Tuesday, October 25, 2016

Refugees - no terrorist threat

Several European countries have tightened border controls over the past year in response to security concerns related to the refugee crisis. A United Nations investigator has warned that moves to crackdown on migration may worsen the risk of more attacks in Europe while breaching refugees’ fundamental rights. Ben Emmerson, the Special Rapporteur on counter-terrorism and human rights, found “little evidence” that Isis and other terror groups use refugee flows or that asylum seekers are prone to radicalisation. The finding was echoed in Europol’s 2016 European Union Terrorism Situation and Trend Report, which acknowledging a small number of known cases.

Delivering a report to the UN General Assembly in New York, he said: “While there is no evidence that migration leads to increased terrorist activity, migration policies that are restrictive or that violate human rights may, in fact, create conditions conducive to terrorism. Overly-restrictive migration policies introduced because of terrorism concerns are not justified and may, in fact, be damaging to state security.” Policies to “criminalise irregular migration”, that build fences and carry out push-back operations are driving covert movements and people smuggling that “may ultimately assist terrorists and lead to increased terrorist activity”.

Analysts have previously warned that moves to turn away or detain refugees from Syria and other countries feeds into extremist propaganda that seeks to portray the West as a violent and oppressive enemy of Muslims.

Fear of further attacks has driven a growing link between anti-terror measures and immigration policy that is “analytically and statistically unfounded, and must change,” Mr Emmerson said. “Even with ongoing attempts to reach resolution in the Syrian conflicts, we are likely to see a continued flow of refugees beyond the current record levels,” he told the UN General Assembly.  “What is clear is that policies that respect human rights, justice, and accountability, and that manifest the values on which democracy is founded, are an essential element of effective counterterrorism policies. The further we move away from this, the more we concede to terrorist groups. We are here today to correct the misperception that international refugee law is an obstacle when it comes to addressing security concerns.” He concluded, “In fact, it is in all of our interests to protect refugees and give them the opportunity to create a better future for themselves and their families. It is also the right thing to do.”

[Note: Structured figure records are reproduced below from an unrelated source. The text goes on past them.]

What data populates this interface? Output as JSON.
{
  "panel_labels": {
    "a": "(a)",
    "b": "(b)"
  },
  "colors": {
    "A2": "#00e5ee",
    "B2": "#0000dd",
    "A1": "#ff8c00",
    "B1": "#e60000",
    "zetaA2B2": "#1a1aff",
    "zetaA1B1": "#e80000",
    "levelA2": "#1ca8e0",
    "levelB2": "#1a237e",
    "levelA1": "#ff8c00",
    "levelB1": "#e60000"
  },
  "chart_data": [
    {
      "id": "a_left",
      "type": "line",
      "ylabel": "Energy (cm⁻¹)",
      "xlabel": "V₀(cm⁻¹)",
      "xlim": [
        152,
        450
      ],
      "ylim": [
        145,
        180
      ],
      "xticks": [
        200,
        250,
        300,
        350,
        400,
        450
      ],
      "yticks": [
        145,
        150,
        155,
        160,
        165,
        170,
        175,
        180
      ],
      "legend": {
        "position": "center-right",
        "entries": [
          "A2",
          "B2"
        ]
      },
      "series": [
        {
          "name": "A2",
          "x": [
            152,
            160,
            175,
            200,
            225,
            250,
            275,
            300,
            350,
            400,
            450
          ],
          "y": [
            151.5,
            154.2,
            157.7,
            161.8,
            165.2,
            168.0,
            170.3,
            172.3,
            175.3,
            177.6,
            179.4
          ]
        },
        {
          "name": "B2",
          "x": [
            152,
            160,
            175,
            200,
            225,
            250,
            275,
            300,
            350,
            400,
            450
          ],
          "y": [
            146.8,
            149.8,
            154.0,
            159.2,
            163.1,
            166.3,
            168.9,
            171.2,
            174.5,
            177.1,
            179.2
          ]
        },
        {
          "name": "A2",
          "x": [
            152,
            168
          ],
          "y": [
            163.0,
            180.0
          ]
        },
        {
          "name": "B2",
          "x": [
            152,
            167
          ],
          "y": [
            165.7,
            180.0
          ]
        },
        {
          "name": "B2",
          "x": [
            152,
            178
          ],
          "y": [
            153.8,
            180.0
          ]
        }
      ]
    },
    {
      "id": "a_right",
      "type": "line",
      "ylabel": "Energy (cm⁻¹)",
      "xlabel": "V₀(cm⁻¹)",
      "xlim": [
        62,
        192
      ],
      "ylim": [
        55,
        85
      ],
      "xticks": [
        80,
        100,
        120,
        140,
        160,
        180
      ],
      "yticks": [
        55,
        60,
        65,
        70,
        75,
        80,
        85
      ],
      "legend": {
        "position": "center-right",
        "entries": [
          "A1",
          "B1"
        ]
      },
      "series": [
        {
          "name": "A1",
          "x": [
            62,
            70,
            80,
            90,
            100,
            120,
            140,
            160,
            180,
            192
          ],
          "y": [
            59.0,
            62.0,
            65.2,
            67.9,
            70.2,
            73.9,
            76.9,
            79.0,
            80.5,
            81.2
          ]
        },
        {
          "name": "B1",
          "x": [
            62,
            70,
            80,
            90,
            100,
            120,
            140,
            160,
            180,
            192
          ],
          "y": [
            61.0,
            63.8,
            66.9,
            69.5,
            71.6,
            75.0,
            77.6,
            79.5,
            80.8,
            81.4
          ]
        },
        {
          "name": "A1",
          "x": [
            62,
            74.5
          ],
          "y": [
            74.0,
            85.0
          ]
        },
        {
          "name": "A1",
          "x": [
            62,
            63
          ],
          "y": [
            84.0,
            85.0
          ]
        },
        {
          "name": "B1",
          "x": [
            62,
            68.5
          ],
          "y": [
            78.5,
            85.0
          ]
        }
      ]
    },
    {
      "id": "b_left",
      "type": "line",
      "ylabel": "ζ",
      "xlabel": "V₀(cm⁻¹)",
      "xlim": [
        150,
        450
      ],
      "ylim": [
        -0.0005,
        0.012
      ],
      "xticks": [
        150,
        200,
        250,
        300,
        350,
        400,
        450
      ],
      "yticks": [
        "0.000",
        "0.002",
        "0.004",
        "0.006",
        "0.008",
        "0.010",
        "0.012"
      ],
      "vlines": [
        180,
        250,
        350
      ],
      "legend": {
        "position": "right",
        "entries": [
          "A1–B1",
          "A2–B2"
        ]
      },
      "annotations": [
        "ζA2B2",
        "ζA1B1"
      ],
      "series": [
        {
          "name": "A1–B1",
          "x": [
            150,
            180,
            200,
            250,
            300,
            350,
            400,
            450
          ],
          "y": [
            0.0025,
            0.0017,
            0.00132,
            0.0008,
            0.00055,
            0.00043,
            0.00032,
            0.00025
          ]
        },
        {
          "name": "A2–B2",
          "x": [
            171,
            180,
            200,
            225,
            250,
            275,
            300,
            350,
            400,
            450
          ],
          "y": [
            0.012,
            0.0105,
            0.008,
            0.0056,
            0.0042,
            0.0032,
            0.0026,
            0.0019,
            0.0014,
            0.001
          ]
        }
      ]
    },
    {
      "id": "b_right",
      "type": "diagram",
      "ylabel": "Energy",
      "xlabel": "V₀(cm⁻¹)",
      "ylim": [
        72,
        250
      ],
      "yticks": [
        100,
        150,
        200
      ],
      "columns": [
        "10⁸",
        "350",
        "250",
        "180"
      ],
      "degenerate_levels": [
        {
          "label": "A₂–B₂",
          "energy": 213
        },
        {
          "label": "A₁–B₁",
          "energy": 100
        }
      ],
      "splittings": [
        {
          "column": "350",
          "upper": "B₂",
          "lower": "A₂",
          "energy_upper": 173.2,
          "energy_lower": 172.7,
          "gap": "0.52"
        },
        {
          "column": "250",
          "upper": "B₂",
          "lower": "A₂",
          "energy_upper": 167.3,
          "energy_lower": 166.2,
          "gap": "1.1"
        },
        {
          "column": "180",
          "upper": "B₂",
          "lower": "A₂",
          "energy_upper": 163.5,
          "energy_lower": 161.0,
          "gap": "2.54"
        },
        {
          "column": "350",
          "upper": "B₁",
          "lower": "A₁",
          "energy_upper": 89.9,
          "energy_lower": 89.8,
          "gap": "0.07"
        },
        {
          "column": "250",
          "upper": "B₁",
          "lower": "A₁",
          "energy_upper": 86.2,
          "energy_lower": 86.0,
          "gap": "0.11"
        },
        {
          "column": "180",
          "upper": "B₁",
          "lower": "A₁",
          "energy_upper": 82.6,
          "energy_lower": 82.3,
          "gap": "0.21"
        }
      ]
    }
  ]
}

His study recommends that countries should recognise that the vast majority of people fleeing Syria and other affected regions are victims of terrorism, rather than viewing them as potential suspects in the first instance. It also calls on states to respect the fundamental rights of migrants and warns that operations to turn back ships or asylum seekers and detain of migrants likely violate human rights and breach obligations under international refugee law.